We hear a lot about food deserts these days, areas that are underserved by grocery stores, but what about growing food in the desert? A real desert. Like Arizona. When I was giving a presentation on food security recently at Simon Fraser University for a course in social sustainability, one of the students was from Arizona. She asked how they could be food secure in Arizona. I gave her the usual answers, grow your own food – organic gardening would be best, because the method minimizes water usage through a variety of techniques, mulching, cover cropping, intensive planting, etc. You’d have to use raised beds, bring in the soil because the arid land would not allow for deep rooting. I also thought greenhouses, particularly the closed loop systems now in use could work there, at least in the cooler months. Will Allen of Growing Power in Milwaukee, farms fish in greenhouses, the water from the pond is used to irrigate and the fish poo fertilizes the plants.
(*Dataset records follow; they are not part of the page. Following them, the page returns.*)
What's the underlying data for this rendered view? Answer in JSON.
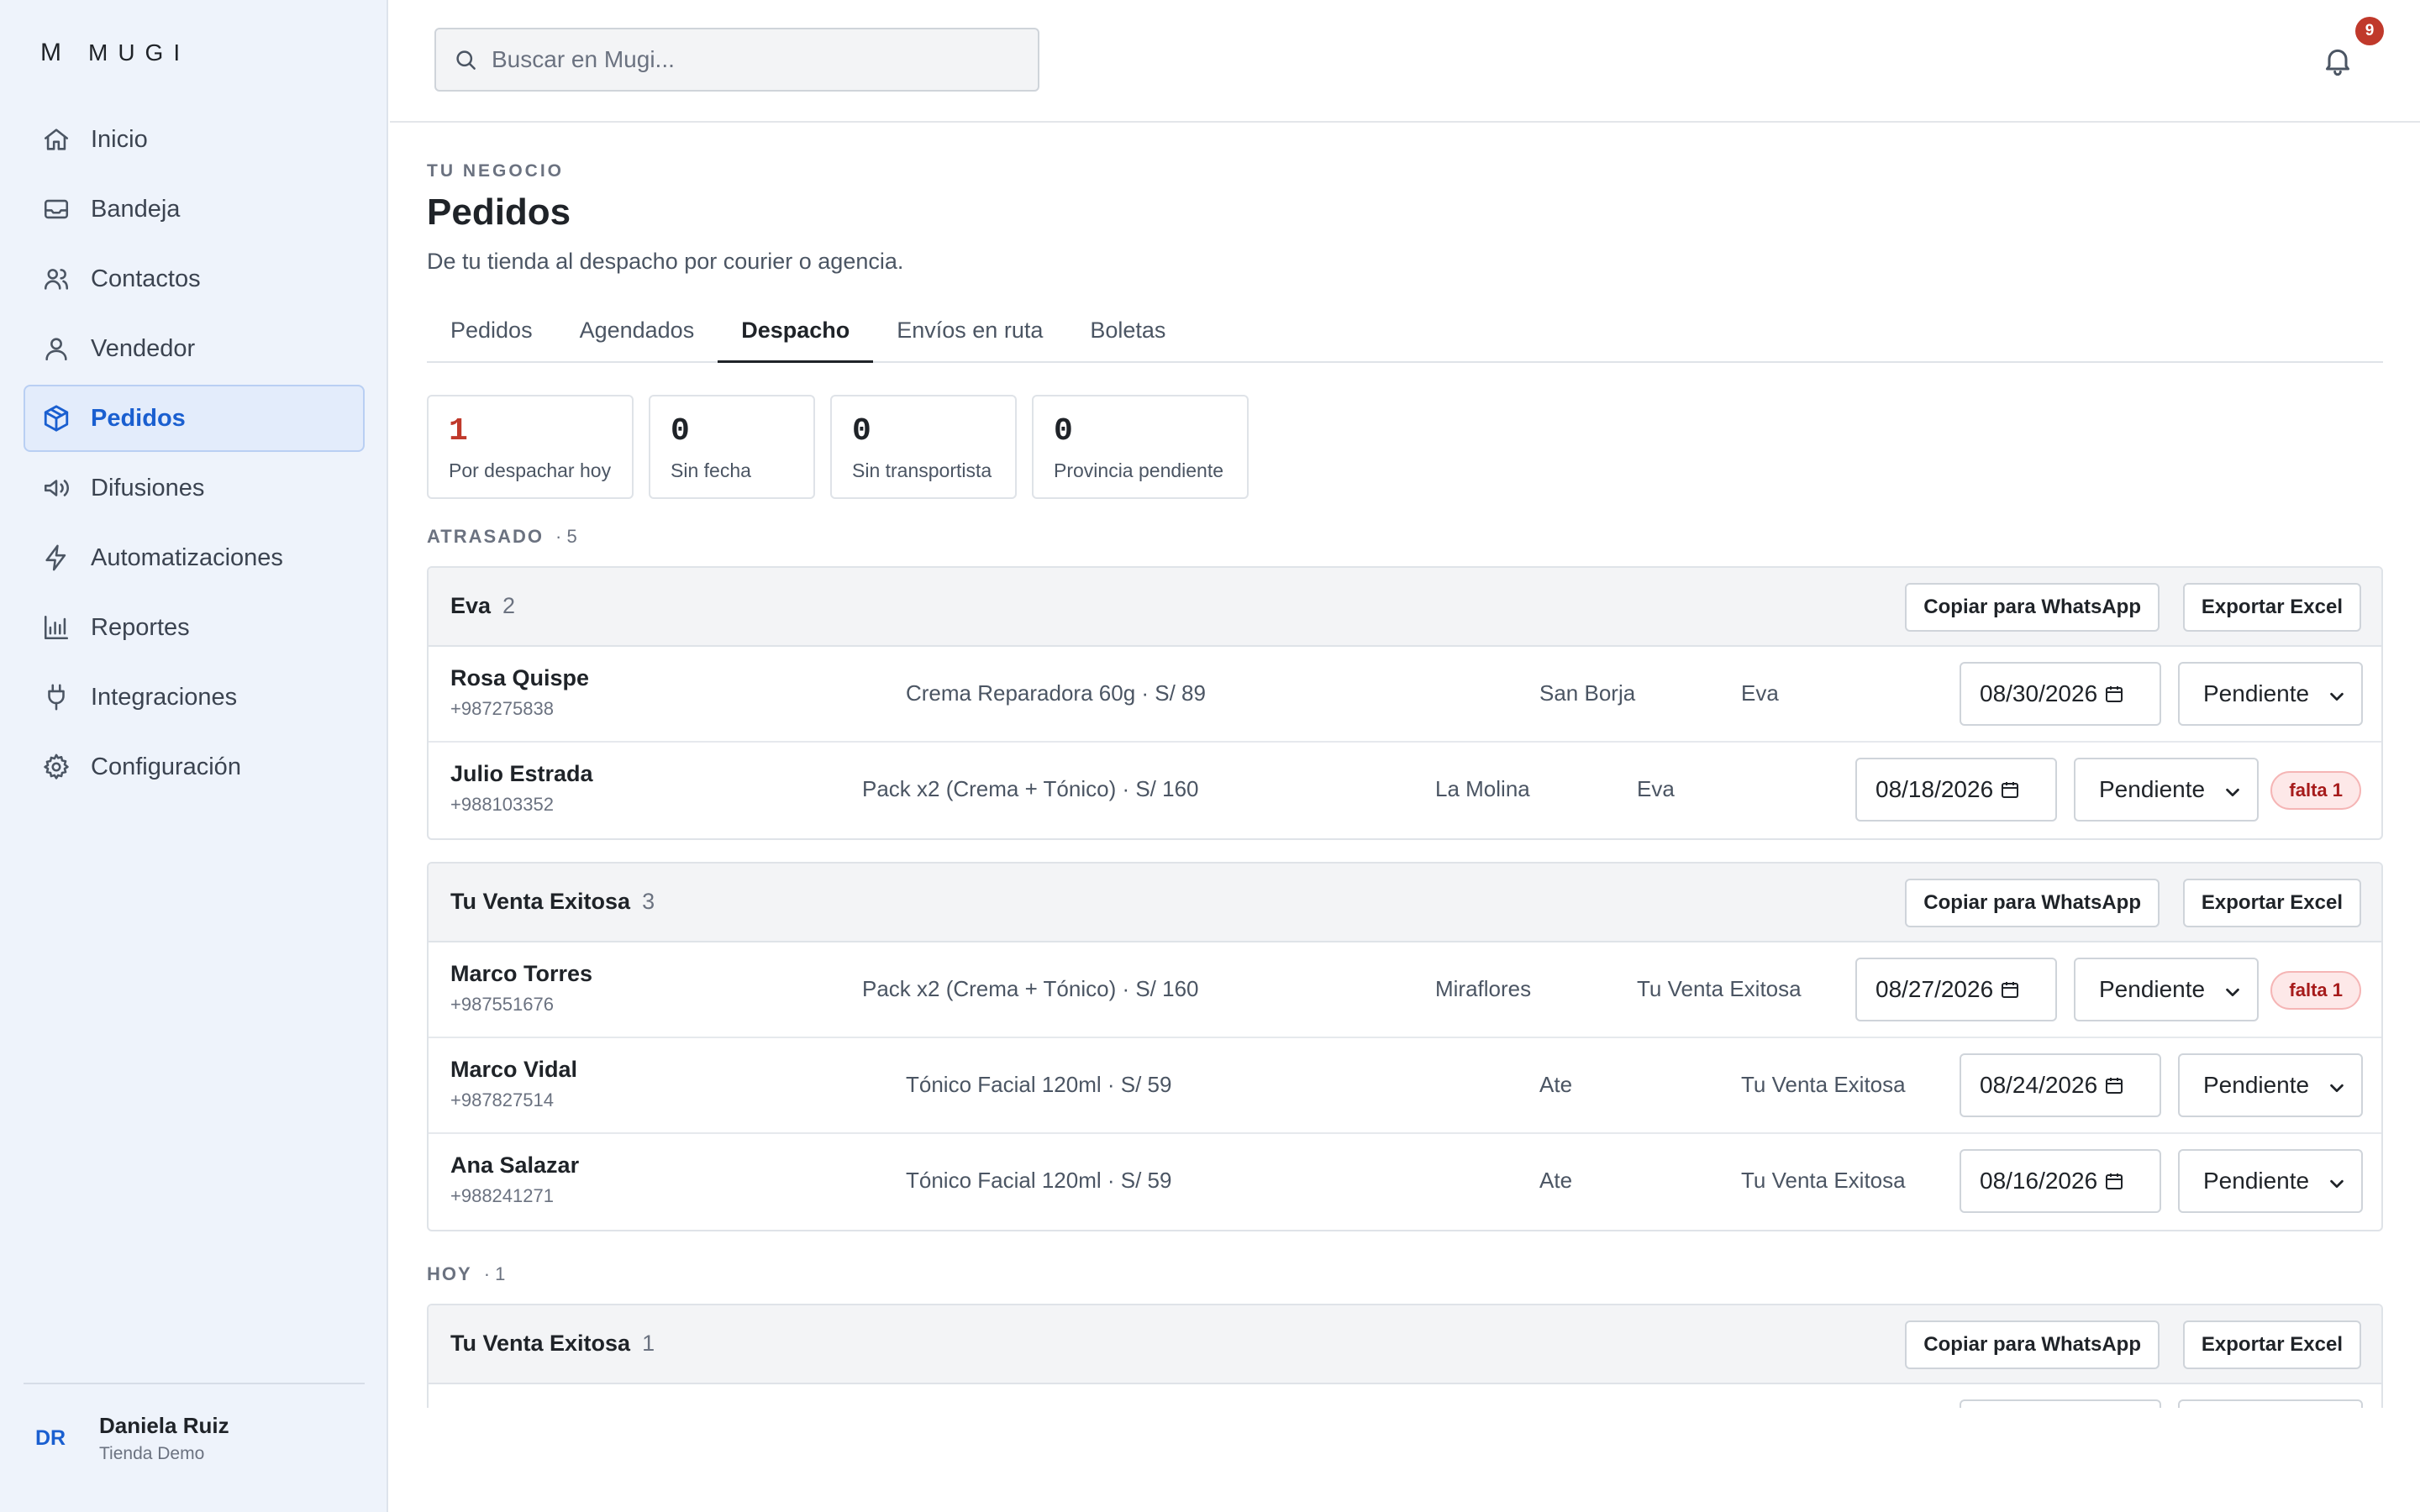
{
  "brand": {
    "mark": "M",
    "name": "MUGI"
  },
  "sidebar": {
    "items": [
      {
        "label": "Inicio",
        "icon": "home-icon"
      },
      {
        "label": "Bandeja",
        "icon": "inbox-icon"
      },
      {
        "label": "Contactos",
        "icon": "users-icon"
      },
      {
        "label": "Vendedor",
        "icon": "user-icon"
      },
      {
        "label": "Pedidos",
        "icon": "package-icon",
        "active": true
      },
      {
        "label": "Difusiones",
        "icon": "megaphone-icon"
      },
      {
        "label": "Automatizaciones",
        "icon": "bolt-icon"
      },
      {
        "label": "Reportes",
        "icon": "bar-chart-icon"
      },
      {
        "label": "Integraciones",
        "icon": "plug-icon"
      },
      {
        "label": "Configuración",
        "icon": "gear-icon"
      }
    ],
    "user": {
      "initials": "DR",
      "name": "Daniela Ruiz",
      "store": "Tienda Demo"
    }
  },
  "header": {
    "search_placeholder": "Buscar en Mugi...",
    "notification_count": "9"
  },
  "page": {
    "eyebrow": "TU NEGOCIO",
    "title": "Pedidos",
    "subtitle": "De tu tienda al despacho por courier o agencia."
  },
  "tabs": [
    {
      "label": "Pedidos"
    },
    {
      "label": "Agendados"
    },
    {
      "label": "Despacho",
      "active": true
    },
    {
      "label": "Envíos en ruta"
    },
    {
      "label": "Boletas"
    }
  ],
  "stats": [
    {
      "value": "1",
      "label": "Por despachar hoy",
      "highlight": true
    },
    {
      "value": "0",
      "label": "Sin fecha"
    },
    {
      "value": "0",
      "label": "Sin transportista"
    },
    {
      "value": "0",
      "label": "Provincia pendiente"
    }
  ],
  "buttons": {
    "whatsapp": "Copiar para WhatsApp",
    "excel": "Exportar Excel"
  },
  "sections": [
    {
      "label": "ATRASADO",
      "count": "· 5"
    },
    {
      "label": "HOY",
      "count": "· 1"
    }
  ],
  "groups": [
    {
      "name": "Eva",
      "count": "2",
      "rows": [
        {
          "name": "Rosa Quispe",
          "phone": "+987275838",
          "product": "Crema Reparadora 60g · S/ 89",
          "district": "San Borja",
          "carrier": "Eva",
          "date": "08/30/2026",
          "status": "Pendiente",
          "tag": ""
        },
        {
          "name": "Julio Estrada",
          "phone": "+988103352",
          "product": "Pack x2 (Crema + Tónico) · S/ 160",
          "district": "La Molina",
          "carrier": "Eva",
          "date": "08/18/2026",
          "status": "Pendiente",
          "tag": "falta 1"
        }
      ]
    },
    {
      "name": "Tu Venta Exitosa",
      "count": "3",
      "rows": [
        {
          "name": "Marco Torres",
          "phone": "+987551676",
          "product": "Pack x2 (Crema + Tónico) · S/ 160",
          "district": "Miraflores",
          "carrier": "Tu Venta Exitosa",
          "date": "08/27/2026",
          "status": "Pendiente",
          "tag": "falta 1"
        },
        {
          "name": "Marco Vidal",
          "phone": "+987827514",
          "product": "Tónico Facial 120ml · S/ 59",
          "district": "Ate",
          "carrier": "Tu Venta Exitosa",
          "date": "08/24/2026",
          "status": "Pendiente",
          "tag": ""
        },
        {
          "name": "Ana Salazar",
          "phone": "+988241271",
          "product": "Tónico Facial 120ml · S/ 59",
          "district": "Ate",
          "carrier": "Tu Venta Exitosa",
          "date": "08/16/2026",
          "status": "Pendiente",
          "tag": ""
        }
      ]
    },
    {
      "name": "Tu Venta Exitosa",
      "count": "1",
      "rows": []
    }
  ],
  "colors": {
    "accent": "#1a5fd0",
    "alert": "#c0392b",
    "sidebar_bg": "#eef3fb"
  }
}
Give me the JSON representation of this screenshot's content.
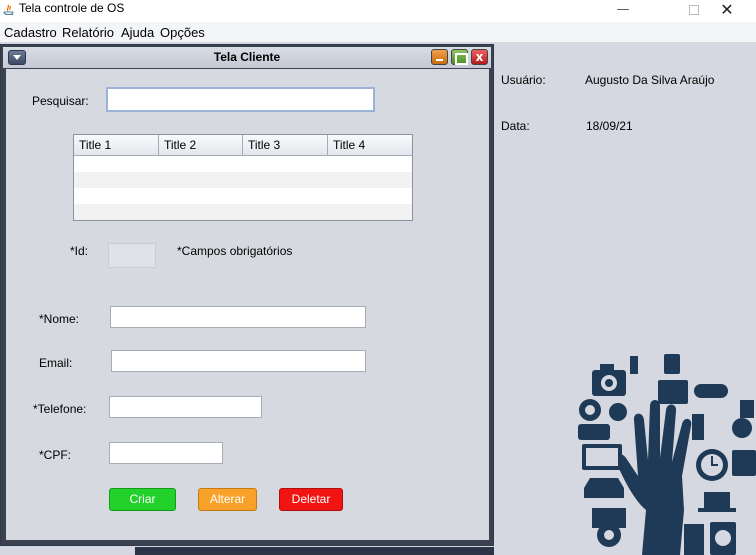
{
  "window": {
    "title": "Tela controle de OS",
    "controls": {
      "minimize": "—",
      "close": "✕"
    }
  },
  "menubar": [
    "Cadastro",
    "Relatório",
    "Ajuda",
    "Opções"
  ],
  "internal_frame": {
    "title": "Tela Cliente",
    "close_glyph": "x"
  },
  "form": {
    "search_label": "Pesquisar:",
    "search_value": "",
    "table": {
      "headers": [
        "Title 1",
        "Title 2",
        "Title 3",
        "Title 4"
      ],
      "rows": []
    },
    "id_label": "*Id:",
    "id_value": "",
    "required_note": "*Campos obrigatórios",
    "name_label": "*Nome:",
    "name_value": "",
    "email_label": "Email:",
    "email_value": "",
    "phone_label": "*Telefone:",
    "phone_value": "",
    "cpf_label": "*CPF:",
    "cpf_value": "",
    "buttons": {
      "create": "Criar",
      "edit": "Alterar",
      "delete": "Deletar"
    }
  },
  "info": {
    "user_label": "Usuário:",
    "user_value": "Augusto Da Silva Araújo",
    "date_label": "Data:",
    "date_value": "18/09/21"
  },
  "colors": {
    "create_button": "#22d22a",
    "edit_button": "#f7a128",
    "delete_button": "#f21313",
    "illustration": "#1e3a56",
    "desktop": "#d5d8e0"
  }
}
The indigenous population would also be a great resource, native crops would be well adapted to the climate and soil conditions. Mesquite, for example, is an extremely hardy, drought-tolerant plant, the bean pods can be dried and ground into gluten free flour. Many of the cacti, like agave and prickly pear can be used for juices. It would be important too, to know how to can, preserve and dry foods from the region and have a sharing network with friends and neighbours.

I decided to do some research on the topic, to learn more about food in the desert. My friend who spends a lot of time in Arizona was telling me about a garden she saw there one year, a hoop house, fashioned with mesquite posts with heavy mesh material used for the roof and walls. It was winter, the best season for growing and the hoop house was bursting with tomatoes, cucumbers and squash. With the intensely hot sun in the summer, growing is probably a little trickier.

At the Community Food Resource Center in Tuscon, they offer desert gardening classes and chicken keeping courses at their Nuestra Tierra Demonstration and Market Garden. The desert food hub offers a variety of programming including child nutrition, a community kitchen, houses a food bank and has a great list of resources on its web site.

Just by googling around, I found a five-star restaurant at the Sheraton Wild Horse Pass Resort in Phoenix that specializes in native foods, many of which are grown on a nearby reservation. I learned there are locally produced foods and wine in Arizona too. Olives and olive oil, citrus fruits, pecans and honey. One blogger wrote about the mesquite honey from hives near Flagstaff. There are jams, like peach spiced up with habanero chiles, salsas, and relishes too. And speaking of spicy, the Ranch market in Phoenix offers fresh, authentic Mexican foods and Aguas Frescas, traditional Hispanic beverages made from scratch daily.

My research efforts were as shallow as the desert soil, but my early conclusion is that you can still be food secure in the desert. You just have to tap in to the right people, and Google.